Fino ad ora, gli studi sugli effetti dell’acidificazione degli oceani sul pesce erano in gran parte stati fatti in laboratorio, con tempi, spazi e specie limitati. Quindi si sa molto poco sugli effetti dell’acidificazione degli oceani sui processi ecologici nelle comunità naturali delle barriere coralline. Il laboratorio naturale del mare di Papua Nuova Guinea è formato da bolle di CO2 che fuoriescono dal fondale, alimentare dall’attività vulcanica sottomarina. Vicino al seep non cresce corallo, ma poco lontano c’è una barriera corallina unica, con livelli di CO2 simili a quelli previsti negli oceani entro la fine del secolo. Questo rende quel tratto di mare il luogo ideale per studiare come i pesci e le altre specie delle barriere coralline possono alla crescente acidificazione degli oceani nei prossimi 50-80 anni.  Al  Coral CoE dicono che «È interessante notare che ci sono un numero di specie e di abbondanza simili per la maggior parte dei pesci nel sito seep rispetto alle barriere “di controllo”  al di fuori della zona seep. C’erano, però, un minor numero di specie predatrici nel sito seep e questo può spiegare perché, nonostante il loro comportamento alterato nei confronti di predatori, le popolazioni di pesci erano ancora abbondanti». Anche il reclutamento di novellame dalle barriere di fuori dei seep può aver aiutato, «Ma in futuro non esisteranno questi rifugi – fanno notare i ricercatori australiani – dato che tutti gli oceani diventano acidi a causa delle emissioni di anidride carbonica di origine antropica».

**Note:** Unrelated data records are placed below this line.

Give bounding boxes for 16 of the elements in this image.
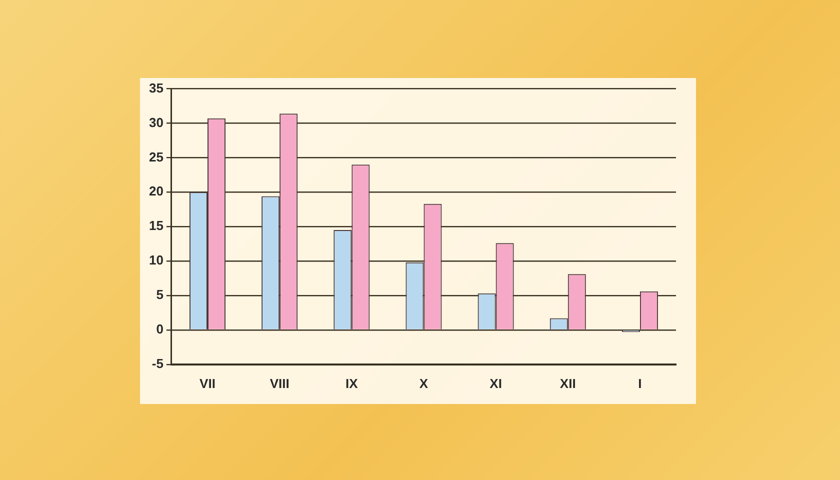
x-tick-label: X [419,376,428,391]
y-tick-label: 10 [148,252,164,268]
x-tick-label: VIII [270,376,290,391]
y-tick-label: -5 [152,356,164,371]
y-tick-label: 15 [148,218,164,234]
x-tick-label: IX [346,376,358,391]
x-tick-label: VII [200,376,216,391]
x-tick-label: XII [560,376,576,391]
y-tick-label: 20 [148,184,164,199]
y-tick-label: 30 [148,114,164,130]
y-tick-label: 0 [156,322,164,337]
y-tick-label: 5 [156,287,164,302]
y-tick-label: 25 [148,149,164,164]
y-tick-label: 35 [148,80,164,96]
x-tick-label: XI [490,376,502,391]
x-tick-label: I [638,376,642,391]
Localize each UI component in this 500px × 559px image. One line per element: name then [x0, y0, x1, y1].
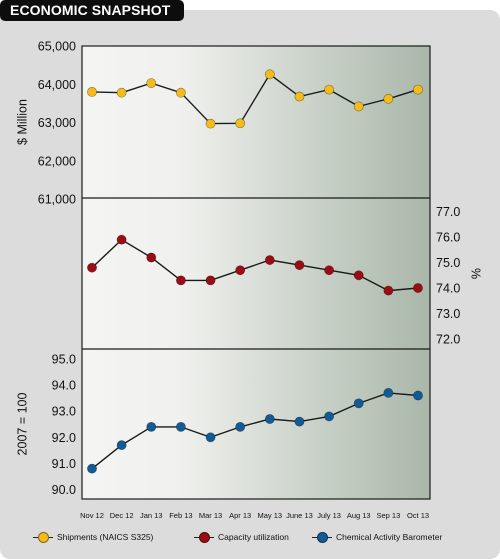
- data-point-shipments: [205, 118, 216, 129]
- data-point-cab: [413, 390, 423, 401]
- series-line-capacity: [91, 238, 419, 292]
- data-point-cab: [146, 421, 157, 432]
- data-point-shipments: [116, 87, 127, 98]
- y-axis-title: 2007 = 100: [15, 393, 29, 456]
- y-tick-label: 91.0: [52, 457, 76, 471]
- legend: Shipments (NAICS S325) Capacity utilizat…: [0, 526, 500, 546]
- y-tick-label: 61,000: [38, 193, 76, 207]
- data-point-shipments: [383, 93, 394, 104]
- data-point-capacity: [413, 283, 423, 293]
- data-point-shipments: [294, 91, 305, 102]
- data-point-cab: [87, 463, 97, 474]
- plot-outer-frame: [81, 45, 431, 500]
- legend-swatch-cab: [312, 532, 332, 543]
- data-point-cab: [324, 411, 334, 422]
- y-tick-label: 75.0: [436, 256, 460, 270]
- y-tick-label: 65,000: [38, 40, 76, 54]
- legend-marker-cab: [317, 532, 328, 543]
- y-tick-label: 93.0: [52, 405, 76, 419]
- legend-label-capacity: Capacity utilization: [218, 532, 289, 542]
- y-tick-label: 90.0: [52, 483, 76, 497]
- data-point-cab: [205, 432, 216, 443]
- header-title: ECONOMIC SNAPSHOT: [10, 2, 171, 18]
- legend-label-cab: Chemical Activity Barometer: [336, 532, 443, 542]
- x-tick-label: Dec 12: [110, 511, 134, 520]
- x-tick-label: July 13: [317, 511, 341, 520]
- data-point-cab: [353, 398, 364, 409]
- chart-svg: 61,000 62,000 63,000 64,000 65,000 $ Million 7…: [15, 40, 483, 521]
- x-tick-label: Aug 13: [347, 511, 371, 520]
- data-point-shipments: [87, 87, 97, 97]
- y-tick-label: 64,000: [38, 78, 76, 92]
- x-tick-label: Sep 13: [376, 511, 400, 520]
- data-point-capacity: [146, 252, 157, 263]
- y-axis-title: %: [469, 268, 483, 279]
- data-point-capacity: [294, 260, 305, 271]
- data-point-shipments: [235, 118, 246, 129]
- header-tab: ECONOMIC SNAPSHOT: [0, 0, 184, 21]
- data-point-cab: [176, 421, 186, 432]
- series-layer: [87, 69, 423, 474]
- y-tick-label: 73.0: [436, 307, 460, 321]
- data-point-capacity: [235, 265, 246, 276]
- legend-item-cab: Chemical Activity Barometer: [312, 530, 442, 544]
- y-axis-title: $ Million: [15, 99, 29, 145]
- legend-marker-shipments: [38, 532, 49, 543]
- data-point-cab: [116, 440, 127, 451]
- y-tick-label: 63,000: [38, 116, 76, 130]
- data-point-capacity: [116, 234, 127, 245]
- y-tick-label: 92.0: [52, 431, 76, 445]
- legend-swatch-shipments: [33, 532, 53, 543]
- series-line-cab: [91, 392, 419, 470]
- x-tick-label: May 13: [258, 511, 283, 520]
- data-point-cab: [264, 414, 275, 424]
- y-tick-label: 95.0: [52, 352, 76, 366]
- data-point-capacity: [176, 275, 186, 286]
- x-tick-label: Nov 12: [80, 511, 104, 520]
- x-tick-label: Mar 13: [199, 511, 222, 520]
- legend-label-shipments: Shipments (NAICS S325): [57, 532, 154, 542]
- x-tick-label: Oct 13: [407, 511, 429, 520]
- data-point-shipments: [353, 101, 364, 112]
- x-tick-label: June 13: [286, 511, 313, 520]
- y-tick-label: 62,000: [38, 154, 76, 168]
- data-point-cab: [235, 421, 246, 432]
- y-tick-label: 74.0: [436, 282, 460, 296]
- y-tick-label: 72.0: [436, 332, 460, 346]
- data-point-capacity: [205, 275, 216, 286]
- data-point-capacity: [87, 262, 97, 273]
- data-point-capacity: [383, 285, 394, 296]
- legend-marker-capacity: [199, 532, 210, 543]
- data-point-shipments: [324, 84, 334, 95]
- data-point-capacity: [353, 270, 364, 281]
- data-point-cab: [294, 416, 305, 427]
- y-tick-label: 94.0: [52, 379, 76, 393]
- data-point-cab: [383, 388, 394, 398]
- data-point-shipments: [176, 87, 186, 98]
- axes-layer: 61,000 62,000 63,000 64,000 65,000 $ Million 7…: [15, 40, 483, 521]
- legend-swatch-capacity: [194, 532, 214, 543]
- panel-frames: [81, 45, 431, 500]
- x-tick-label: Jan 13: [140, 511, 163, 520]
- plot-area-background: [82, 46, 430, 499]
- legend-item-shipments: Shipments (NAICS S325): [33, 530, 153, 544]
- data-point-capacity: [324, 265, 334, 276]
- series-line-shipments: [91, 73, 419, 125]
- legend-item-capacity: Capacity utilization: [194, 530, 289, 544]
- y-tick-label: 77.0: [436, 205, 460, 219]
- x-tick-label: Apr 13: [229, 511, 251, 520]
- data-point-capacity: [264, 255, 275, 265]
- data-point-shipments: [146, 78, 157, 89]
- x-tick-label: Feb 13: [169, 511, 192, 520]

Secondo Munday «un dato importante è che il comportamento dei pesci non sembra migliorare, nonostante vivano in acque rese acide dalle infiltrazioni di anidride carbonica tutta la loro vita. Questo suggerisce che nel corso della loro vita i pesci non possono adeguarsi ai crescenti livelli di anidride carbonica. Di conseguenza, è essenziale che  studiamo la capacità dei pesci e delle altre specie marine di adattarsi a livelli di anidride carbonica più alti. Questo potrebbe richiedere generazioni. Sappiamo che l’adattamento può avvenire, ma non sappiamo se questo accadrà in tempo per superare questi effetti negativi sul comportamento».

Per questo i risultati di questo studio saranno di particolare interesse per i milioni di persone dei tropici che dipendono dalle barriere coralline per la sicurezza alimentare ed i mezzi di sussistenza.